One particular MLB game was suspended in San Francisco just as the Dodgers took a 3-2 lead in the top of the sixth. Since the Score was 2-2 after five, and the Giants had no opportunity to come back in the bottom of the sixth, all wagers were returned. The Game was completed the following day. LA heldon for a 6-5 victory. That result however, was meaningless to all bettors.

In another contest between St. Louis and Colorado, the game was halted after six and a half innings. The Cards got the money for their 6-3 lead. Of course all over-under action was void.

As Yogi Berra noted, it ain’t over til it’s over. It’s true that once a Game goes over, it cannot go back under, but it may not pay off.

One October in the MLB playoffs the Braves were -140 and 7.5 over the Mets. In another game the Yankees were -120 and 9.5 over the Red Sox.

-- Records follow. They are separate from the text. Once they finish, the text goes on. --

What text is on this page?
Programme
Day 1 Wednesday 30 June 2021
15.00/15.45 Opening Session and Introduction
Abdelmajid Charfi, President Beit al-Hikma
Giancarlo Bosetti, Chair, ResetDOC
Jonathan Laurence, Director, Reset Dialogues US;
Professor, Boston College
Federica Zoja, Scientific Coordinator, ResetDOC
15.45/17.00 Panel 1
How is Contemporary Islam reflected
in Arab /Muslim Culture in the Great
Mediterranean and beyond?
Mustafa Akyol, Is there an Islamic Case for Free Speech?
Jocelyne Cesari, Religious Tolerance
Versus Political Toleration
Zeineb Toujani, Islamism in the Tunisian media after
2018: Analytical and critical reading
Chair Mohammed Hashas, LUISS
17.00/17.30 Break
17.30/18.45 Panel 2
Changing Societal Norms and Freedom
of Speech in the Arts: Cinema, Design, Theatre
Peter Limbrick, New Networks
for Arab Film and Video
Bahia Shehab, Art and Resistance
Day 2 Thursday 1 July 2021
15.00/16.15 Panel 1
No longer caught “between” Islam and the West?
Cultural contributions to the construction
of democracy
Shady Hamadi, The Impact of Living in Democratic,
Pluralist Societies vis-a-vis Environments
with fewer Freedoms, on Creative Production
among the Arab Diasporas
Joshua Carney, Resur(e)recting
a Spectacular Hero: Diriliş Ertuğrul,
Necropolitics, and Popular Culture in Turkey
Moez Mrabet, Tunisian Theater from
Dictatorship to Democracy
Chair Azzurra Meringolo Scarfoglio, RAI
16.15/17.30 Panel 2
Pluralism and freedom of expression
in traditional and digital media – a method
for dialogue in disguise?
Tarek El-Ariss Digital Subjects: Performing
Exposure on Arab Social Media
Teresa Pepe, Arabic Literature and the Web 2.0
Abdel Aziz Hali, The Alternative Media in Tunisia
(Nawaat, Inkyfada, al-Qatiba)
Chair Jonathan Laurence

A guy who bet both overs was probably not happy when the National League game went into extra innings at 2-2 and the Yanks took a 4-2 lead into the ninth.

Miracles Do Happen!

But miracles do occur! Atlanta took a 3-2 lead in the top of the 15th. The Mets tied it and loaded the bases for Robin Ventura. His blast over the fence could have made the final Score 7-3. But when he passed Todd Pratt on the base paths, the rules of baseball dictated only the necessary runs would register. This made the final Score 4-3, an under.

The Yankees, meanwhile, exploded for five runs in the top of the ninth to swell that score to a comfortably over 9-2. But Fenway fans, upset at several umpire calls, vented their displeasure by showering the field with such various and sundry items as beer containers and batteries.

The umpires removed the players from the field for safety’s sake, threatening to call the Game. This also posed a major threat to our over players, since totals plays only count on completed games. The game was resumed, avoiding a doubling damning evening for the over guys.

MLB Starting Pitchers Betting Rules

Another stipulation unique to baseball involves the starting pitchers, who constitute the major component of the betting line. MLB bettors can make a wager with “listed pitchers” as in “Cone over Oliver.” Some bettors may stipulate one or both starters. Bettors who always want the listed starters play “as is.” Those who want to play regardless of pitchers call “action.”

“Action” bettors have a bet regardless of the starting pitchers. A pitch out, a change of starters, results in no action for those who specified at least one pitcher. Whereas action bettors simply have their bet price adjusted with the new pitchers.

Sometimes bettors do not even realize the adjustment until the following day. A change of starting pitchers can wreak havoc with wagering. That said, the adjustments protect both sides. You don’t want to be laying Pedro Martinez prices on Ramon.

Here again the major league rule may differ from the betting rule. For betting purposes, the starting pitcher must throw at least the first pitch. For major league records, he is the guy written into the starting lineup card.

Betting Rules Protect Bettor and Bookmaker

The difference may seem negligible, but on April 23, 1997, Tim Davis of Seattle was -155 and 11 over Jason Pittsley of Kansas City. A bettor might have picked the underdog Pittsley, whose 2.57 ERA was more than Four runs less than that of Davis, who had been shelled by KC the previous year.

The bettor probably would have been pleased by the Royals’ 12-10 victory. Maybe even checking the box score to see Pittsley and Davis listed as the starters. He would have been much less pleased to learn that Davis had been injured during warm ups. Bob Wells had thrown the first pitch, constituting a pitching change. Thus negating all bets specifying pitchers.

Davis was the recorded starter for MLB historians, but not the official starter for baseball bettors.

The switch could have been beneficial or detrimental to your bankroll, but the shock would be less is you were aware of the rules. Letting others decide for you after the fact is probably not advantageous.

Your bookmakers probably have posted rules and regulations. If not, or if they do not cover some potential incident, ask. If they have no stipulation, suggest your own.

We gave glaring examples of why you specifically need to understand the MLB betting rules in advance however this is true for every single sport you’ll ever wager on. Bottom line – know the rules!